Several politicians from the Union for a Popular Majority (UMP), the ruling conservative party in France, have come out in support of the accusations against Strauss-Kahn. UMP deputy Jacques Myard said, “Now the facts are proven and we must look reality in the face. Those who speak of a plot or conspiracy should stick to reason. Today the masks are falling and many established details are coming to the surface.”
Conservative French politician Bernard Debré alleged that the arrest took place because Strauss-Kahn had had repeated encounters at the Sofitel in New York City. “The employees were about to revolt,” he said. “Management knew but did not dare say anything until then. It hushed up all the other events.”
The government of President Sarkozy did not make an official statement, but distanced itself from Debré’s remarks.

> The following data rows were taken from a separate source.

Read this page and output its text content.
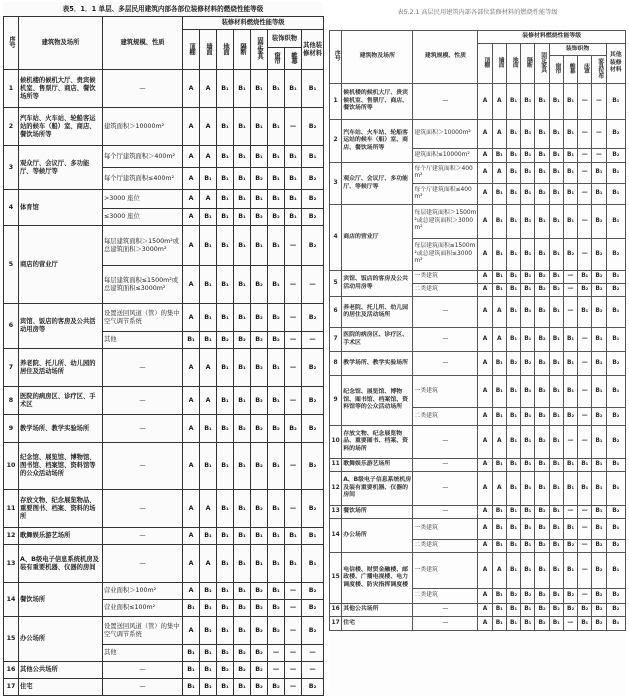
表5．1．1 单层、多层民用建筑内部各部位装修材料的燃烧性能等级
序号	建筑物及场所	建筑规模、性质	装修材料燃烧性能等级							
			顶棚	墙面	地面	隔断	固定家具	装饰织物		其他装修材料
								窗帘	帷幕	
1	候机楼的候机大厅、贵宾候机室、售票厅、商店、餐饮场所等	—	A	A	B₁	B₁	B₁	B₁	B₁	B₁
2	汽车站、火车站、轮船客运站的候车（船）室、商店、餐饮场所等	建筑面积＞10000m²	A	A	B₁	B₁	B₁	B₁	—	B₂
3	观众厅、会议厅、多功能厅、等候厅等	每个厅建筑面积＞400m²	A	A	B₁	B₁	B₁	B₁	B₁	B₁
		每个厅建筑面积≤400m²	A	B₁	B₁	B₁	B₂	B₁	B₁	B₂
4	体育馆	>3000 座位	A	A	B₁	B₁	B₁	B₁	B₁	B₂
		≤3000 座位	A	B₁	B₁	B₁	B₂	B₂	B₁	B₂
5	商店的营业厅	每层建筑面积＞1500m²或总建筑面积＞3000m²	A	B₁	B₁	B₁	B₁	B₁	—	B₂
		每层建筑面积≤1500m²或总建筑面积≤3000m²	A	B₁	B₁	B₁	B₂	B₁	—	—
6	宾馆、饭店的客房及公共活动用房等	设置送回风道（管）的集中空气调节系统	A	B₁	B₁	B₁	B₂	B₂	—	B₂
		其他	B₁	B₁	B₂	B₂	B₂	B₂	—	—
7	养老院、托儿所、幼儿园的居住及活动场所	—	A	A	B₁	B₁	B₂	B₁	—	B₂
8	医院的病房区、诊疗区、手术区	—	A	A	B₁	B₁	B₂	B₁	—	B₂
9	教学场所、教学实验场所	—	A	B₁	B₂	B₂	B₂	B₂	B₂	B₂
10	纪念馆、展览馆、博物馆、图书馆、档案馆、资料馆等的公众活动场所	—	A	B₁	B₁	B₁	B₂	B₁	—	B₂
11	存放文物、纪念展览物品、重要图书、档案、资料的场所	—	A	A	B₁	B₁	B₂	B₁	—	B₂
12	歌舞娱乐游艺场所	—	A	B₁	B₁	B₁	B₁	B₁	B₁	B₁
13	A、B级电子信息系统机房及装有重要机器、仪器的房间	—	A	A	B₁	B₁	B₁	B₁	B₁	B₁
14	餐饮场所	营业面积＞100m²	A	B₁	B₁	B₁	B₂	B₁	—	B₂
		营业面积≤100m²	B₁	B₁	B₁	B₂	B₂	B₂	—	B₂
15	办公场所	设置送回风道（管）的集中空气调节系统	A	B₁	B₁	B₁	B₂	B₂	—	B₂
		其他	B₁	B₁	B₂	B₂	B₂	—	—	—
16	其他公共场所	—	B₁	B₁	B₂	B₂	B₂	—	—	—
17	住宅	—	B₁	B₁	B₁	B₁	B₂	B₂	—	B₂
表5.2.1 高层民用建筑内部各部位装修材料的燃烧性能等级
序号	建筑物及场所	建筑规模、性质	装修材料燃烧性能等级									
			顶棚	墙面	地面	隔断	固定家具	装饰织物				其他装修材料
								窗帘	帷幕	床罩	家具包布	
1	候机楼的候机大厅、贵宾候机室、售票厅、商店、餐饮场所等	—	A	A	B₁	B₁	B₁	B₁	B₁	—	—	B₁
2	汽车站、火车站、轮船客运站的候车（船）室、商店、餐饮场所等	建筑面积＞10000m²	A	A	B₁	B₁	B₁	B₁	B₁	—	—	B₂
		建筑面积≤10000m²	A	B₁	B₁	B₁	B₁	B₁	B₁	—	—	B₂
3	观众厅、会议厅、多功能厅、等候厅等	每个厅建筑面积＞400m²	A	A	B₁	B₁	B₁	B₁	B₁	—	B₁	B₁
		每个厅建筑面积≤400m²	A	B₁	B₁	B₁	B₂	B₁	B₁	—	B₁	B₁
4	商店的营业厅	每层建筑面积＞1500m²或总建筑面积＞3000m²	A	B₁	B₁	B₁	B₁	B₁	B₁	—	B₂	B₁
		每层建筑面积≤1500m²或总建筑面积≤3000m²	A	B₁	B₁	B₁	B₁	B₁	B₂	—	B₂	B₂
5	宾馆、饭店的客房及公共活动用房等	一类建筑	A	B₁	B₁	B₁	B₂	B₁	—	B₁	B₂	B₁
		二类建筑	A	B₁	B₁	B₁	B₂	B₂	—	B₂	B₂	B₂
6	养老院、托儿所、幼儿园的居住及活动场所	—	A	A	B₁	B₁	B₂	B₁	—	B₁	B₂	B₁
7	医院的病房区、诊疗区、手术区	—	A	A	B₁	B₁	B₂	B₁	B₁	—	B₁	B₁
8	教学场所、教学实验场所	—	A	B₁	B₂	B₂	B₂	B₁	B₁	—	B₁	B₂
9	纪念馆、展览馆、博物馆、图书馆、档案馆、资料馆等的公众活动场所	一类建筑	A	B₁	B₁	B₁	B₂	B₁	B₁	—	B₁	B₁
		二类建筑	A	B₁	B₁	B₁	B₂	B₁	B₂	—	B₂	B₂
10	存放文物、纪念展览物品、重要图书、档案、资料的场所	—	A	A	B₁	B₁	B₂	B₁	—	—	B₁	B₂
11	歌舞娱乐游艺场所	—	A	B₁	B₁	B₁	B₁	B₁	B₁	B₁	B₁	B₁
12	A、B级电子信息系统机房及装有重要机器、仪器的房间	—	A	A	B₁	B₁	B₁	B₁	B₁	B₁	B₁	B₁
13	餐饮场所	—	A	B₁	B₁	B₁	B₂	B₁	—	—	B₁	B₂
14	办公场所	一类建筑	A	B₁	B₁	B₁	B₂	B₁	B₁	—	B₁	B₁
		二类建筑	A	B₁	B₁	B₁	B₂	B₁	B₂	—	B₂	B₂
15	电信楼、财贸金融楼、邮政楼、广播电视楼、电力调度楼、防灾指挥调度楼	一类建筑	A	A	B₁	B₁	B₁	B₁	B₁	—	B₂	B₁
		二类建筑	A	B₁	B₂	B₂	B₂	B₁	B₂	—	B₂	B₂
16	其他公共场所	—	A	B₁	B₁	B₁	B₂	B₂	B₂	B₂	B₂	B₂
17	住宅	—	A	B₁	B₁	B₁	B₂	B₁	—	B₁	B₂	B₁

Solidarity Minister Roselyne Bachelot said that his comments were “unseemly” and “out of line.”
Sofitel—owned by Accor, the largest hotel group in Europe—condemned Debré’s allegations as “defamatory” towards its management. From its Paris offices, it issued a denial: “Sofitel management has put into place strict procedures and a special number open to anybody who wants to bring attention to specific facts and this has been in place for a year… The management has no knowledge of prior assault attempts.”
The financial press also expects that Strauss-Kahn’s arrest will shake the markets, as he played an important role in securing international agreement for contentious bailouts of indebted countries, particularly in the context of the European debt crisis.
The terms of the €78 billion loan to Portugal—in exchange for deep cuts in pensions, wages and health care spending—have reportedly been agreed upon. However, there are continuing debates over whether to extend further loans to Greece, where spending cuts have sent the country into an economic tailspin and prevented it from repaying its debts.
Strauss-Kahn reportedly helped smooth over the deep divisions within Europe. One European official told the Financial Times: “He showed himself to be a good manager at the IMF during the financial crisis by winning backing for his convictions and getting people to agree. This is not at all a trivial affair.”
Before his arrest, Strauss-Kahn planned to travel to Berlin to meet with German Chancellor Angela Merkel, who has previously opposed the bailouts, preferring instead to push countries towards default.